Werder-Cup und Young Coach Ausbildung in Bremen

Die Young Coaches und ihre Ausbilder lernten viel mit- und voneinander.
WERDER BEWEGT
Mittwoch, 29.05.2013 // 16:16 Uhr

Ein bisschen Champions League Atmosphäre kam letzten Samstag beim 100% Werder-Cup auf als die zwei Handicap-Mannschaften unter dem tosenden Applaus der Zuschauer zum Finale einliefen ...

Ein bisschen Champions League Atmosphäre kam letzten Samstag beim 100% Werder-Cup auf als die zwei Handicap-Mannschaften unter dem tosenden Applaus der Zuschauer zum Finale einliefen und sich neben dem Schiedsrichter für das Spiel feierlich aufreihten.

"Ich glaube das war der beste Werder-Cup für Handicap-Mannschaften, den wir bisher durchgeführt haben", fasste Tim Juraschek, Leiter der CSR-Abteilung des SV Werder Bremen, zusammen. "Ich bin überwältigt von dem reibungslosen Ablauf und der Organisation des Cups für Förderschulen und Fördervereine durch die Young Coaches".

Die Organisation des Cups - die Turnierleitung, Schiedsrichterarbeit und das Catering - lag in den Händen der 11 Young Coaches, die vom 22. - 26. Mai 2013 im Weser-Stadion ihr 2. Ausbildungsmodul zum Trainer im Behindertenfußball absolvierten. Die Ausbildung ist ein gemeinsames Projekt des SV Werder Bremen, des FC Basel und Bayer 04 Leverkusen und wird im Rahmen der Mitgliedschaft zur Football Club Social Alliance durchgeführt. Ziel ist es, junge Menschen sowohl mit als auch ohne körperliche oder geistige Behinderung gemeinsam zu Young Coaches im Behindertenfußball auszubilden und sie zu befähigen, selbstständig oder in Tandems Trainingseinheiten von Handicap-Mannschaften zu leiten.

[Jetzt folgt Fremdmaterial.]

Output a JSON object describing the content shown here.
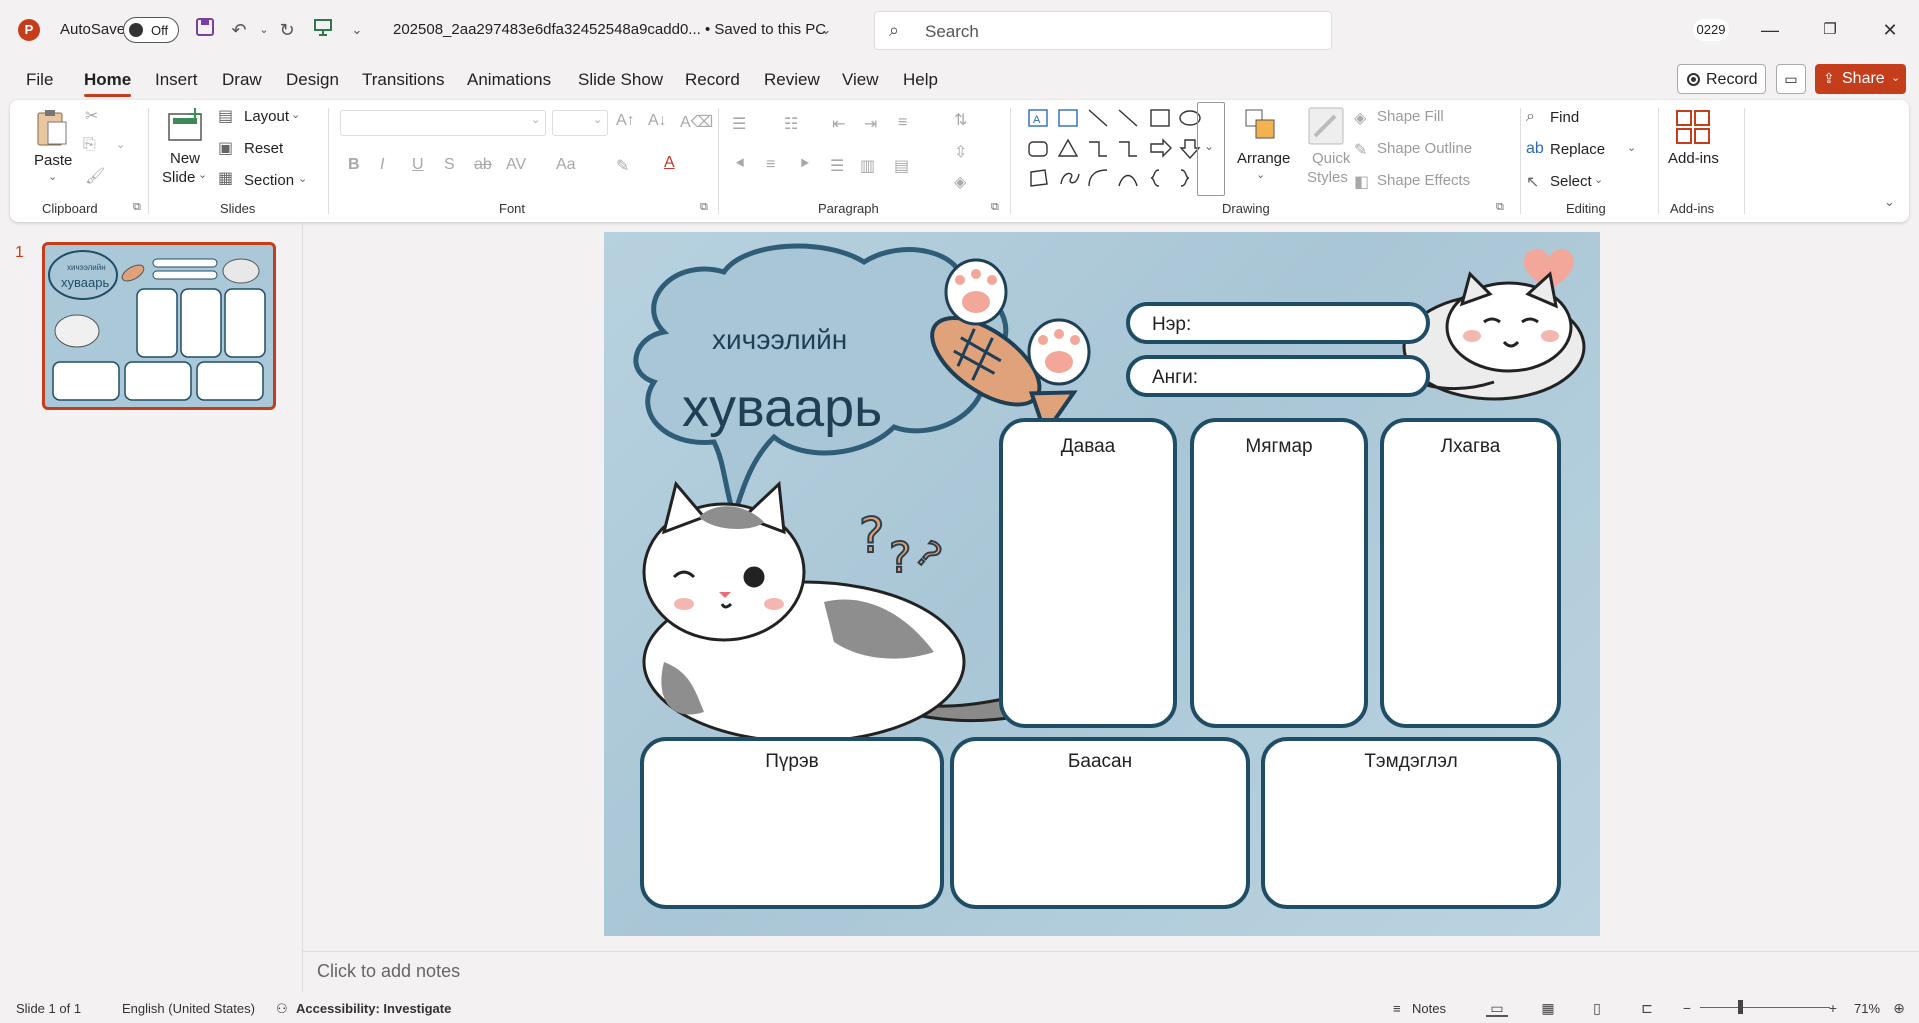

Diese Trainingsleitung ist auch für Teilnehmer ohne Behinderung eine Herausforderung. Micha aus Bremen, Sportstudent, stellte nach dem Training eines Handicap-Teams fest, dass "der Schritt rückwärts oft schwieriger ist als der Schritt vorwärts", d. h. die Übungen einfacher zu gestalten, als einen Schwierigkeitsgrad hinzuzufügen. Durch die Zusammenarbeit mit Jannik, seinem Tandem-Partner, und den anderen Young Coaches mit Behinderung fällt ihm der Lernprozess aber leichter.

Nach dem 1. Ausbildungsmodul im April in Leverkusen wurden die Lerninhalte im Trainerbereich in Bremen nun vertieft. Dabei erhielten die Young Coaches unerwartet prominente Unterstützung durch Tim Borowski, der die Gruppe zwei Tage begleitete. Das war für viele ein absolutes Highlight. "Er ist einer meiner Lieblingsspieler. Dass so ein Fußballer, so ein Profi dasitzt, ist schon cool. Und er hat auch viel geholfen, als wir nicht weiterwussten", berichtete Young Coach Jannik und strahlte über das ganze Gesicht. "Auch ich hab mich sehr gefreut", sagte Borowski, der bei Werder derzeit eine Management-Trainee Ausbildung absolviert. "Ich konnte viel lernen und aufsaugen. Wir hatten hier im Weser-Stadion zwei wundervolle Tage mit den Ausbildern und den Young Coaches und ich freue mich, dass ich dabei sein konnte."

Mit vielen tollen Erinnerungen und neuem Trainer Know-how im Gepäck werden die Young Coaches aus Bremen und Leverkusen im Juli zu ihren Kollegen nach Basel zum Special Youth Camp fahren. "In Basel können wir zeigen, was wir in Bremen und Leverkusen gelernt haben", freut sich Claas schon heute. Die Young Coaches werden ein Training sowie das Abschlussturnier des Fußball- und Sommercamps für Jugendliche mit einer körperlichen und/oder geistigen Behinderung leiten und die deutschen, englischen und Schweizer Instruktoren während der Woche unterstützen.

Die fest zusammengewachsene Gruppe der Young Coaches und Ausbilder freut sich auf das Special Youth Camp, das ihrer Meinung nach nur "ein großer Erfolg" werden kann. Und sicherlich wird auch in Basel wieder ein bißchen Champions League Stimmung aufkommen. Man darf gespannt sein!